Anda di halaman 1dari 15

MAKALAH TUTORIAL

Trauma Ginjal

dr. Yoni Vanto

Pembimbing
DR. dr. Irfan Wahyudi, SpU (K)

DEPARTEMEN UROLOGI
FAKULTAS KEDOKTERAN UNIVERSITAS INDONESIA
RSUPN DR. CIPTO MANGUNKUSUMO
JAKARTA

2017
1. ANATOMI GINJAL

Ginjal terletak dibagian belakang abdomen atas, dibelakang peritonium (retroperitoneal), didepan dua
kosta terakhir dan tiga otot-otot besar (transversus abdominis, kuadratus lumborum dan psoas mayor) di
bawah hati dan limpa. Di bagian atas (superior) ginjal terdapat kelenjaradrenal (juga disebut kelenjar
suprarenal). Kedua ginjal terletak di sekitar vertebra T12 hingga L3. Ginjal pada orang dewasa berukuran
panjang 11-12 cm, lebar 5-7 cm, tebal 2,3-3 cm, kira-kira sebesar kepalan tangan manusia dewasa. Berat
kedua ginjal kurang dari 1% berat seluruh tubuh atau kurang lebih beratnya antara 120-150 gram.

Gambar 1. Anatomi Ginjal

Ginjal berbentuk seperti biji kacang, dengan lekukan yang menghadap ke dalam. Jumlahnya ada 2 buah
yaitu kiri dan kanan, ginjal kiri lebih besar dari ginjal kanan dan pada umumnya ginjal laki-laki lebih
panjang dari pada ginjal wanita. Ginjal kanan biasanya terletak sedikit ke bawah dibandingkan ginjal kiri
untuk memberi tempat lobus hepatis dexter yang besar. Ginjal dipertahankan dalam posisi tersebut oleh
bantalan lemak yang tebal. Kedua ginjal dibungkus oleh dua lapisan lemak (lemak perirenal dan lemak
pararenal) yang membantu meredam guncangan.

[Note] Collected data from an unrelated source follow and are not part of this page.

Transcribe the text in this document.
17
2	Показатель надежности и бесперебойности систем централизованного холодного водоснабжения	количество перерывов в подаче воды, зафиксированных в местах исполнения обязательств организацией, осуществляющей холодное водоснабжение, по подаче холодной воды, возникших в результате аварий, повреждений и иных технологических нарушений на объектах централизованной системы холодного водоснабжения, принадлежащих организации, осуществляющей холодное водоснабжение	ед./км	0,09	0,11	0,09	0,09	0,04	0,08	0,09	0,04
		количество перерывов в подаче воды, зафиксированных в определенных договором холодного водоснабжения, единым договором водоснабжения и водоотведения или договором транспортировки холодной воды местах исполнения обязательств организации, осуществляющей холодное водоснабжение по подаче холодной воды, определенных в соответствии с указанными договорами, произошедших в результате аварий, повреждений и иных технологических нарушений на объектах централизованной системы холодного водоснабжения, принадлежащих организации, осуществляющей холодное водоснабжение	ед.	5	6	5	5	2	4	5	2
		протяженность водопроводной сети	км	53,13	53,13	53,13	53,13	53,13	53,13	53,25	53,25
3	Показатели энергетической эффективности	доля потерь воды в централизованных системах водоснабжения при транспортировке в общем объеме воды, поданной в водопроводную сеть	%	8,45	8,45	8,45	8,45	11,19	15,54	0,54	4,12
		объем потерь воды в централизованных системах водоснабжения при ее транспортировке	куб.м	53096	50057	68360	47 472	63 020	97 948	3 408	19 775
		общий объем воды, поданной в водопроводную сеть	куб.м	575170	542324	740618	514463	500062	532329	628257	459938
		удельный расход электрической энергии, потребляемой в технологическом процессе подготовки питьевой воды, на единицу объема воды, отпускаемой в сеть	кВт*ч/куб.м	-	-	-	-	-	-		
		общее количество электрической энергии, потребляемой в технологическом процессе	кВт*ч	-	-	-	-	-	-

Setiap ginjal terbungkus oleh selaput tipis yang disebut kapsula fibrosa, terdapat cortex renalis di bagian
luar, yang berwarna coklat gelap, dan medulla renalis di bagian dalam yang berwarna coklat lebih terang
dibandingkan cortex. Bagian medulla berbentuk kerucut yang disebut pyramides renalis, puncak kerucut
tadi menghadap kaliks yang terdiri dari lubang-lubang kecil disebut papilla renalis.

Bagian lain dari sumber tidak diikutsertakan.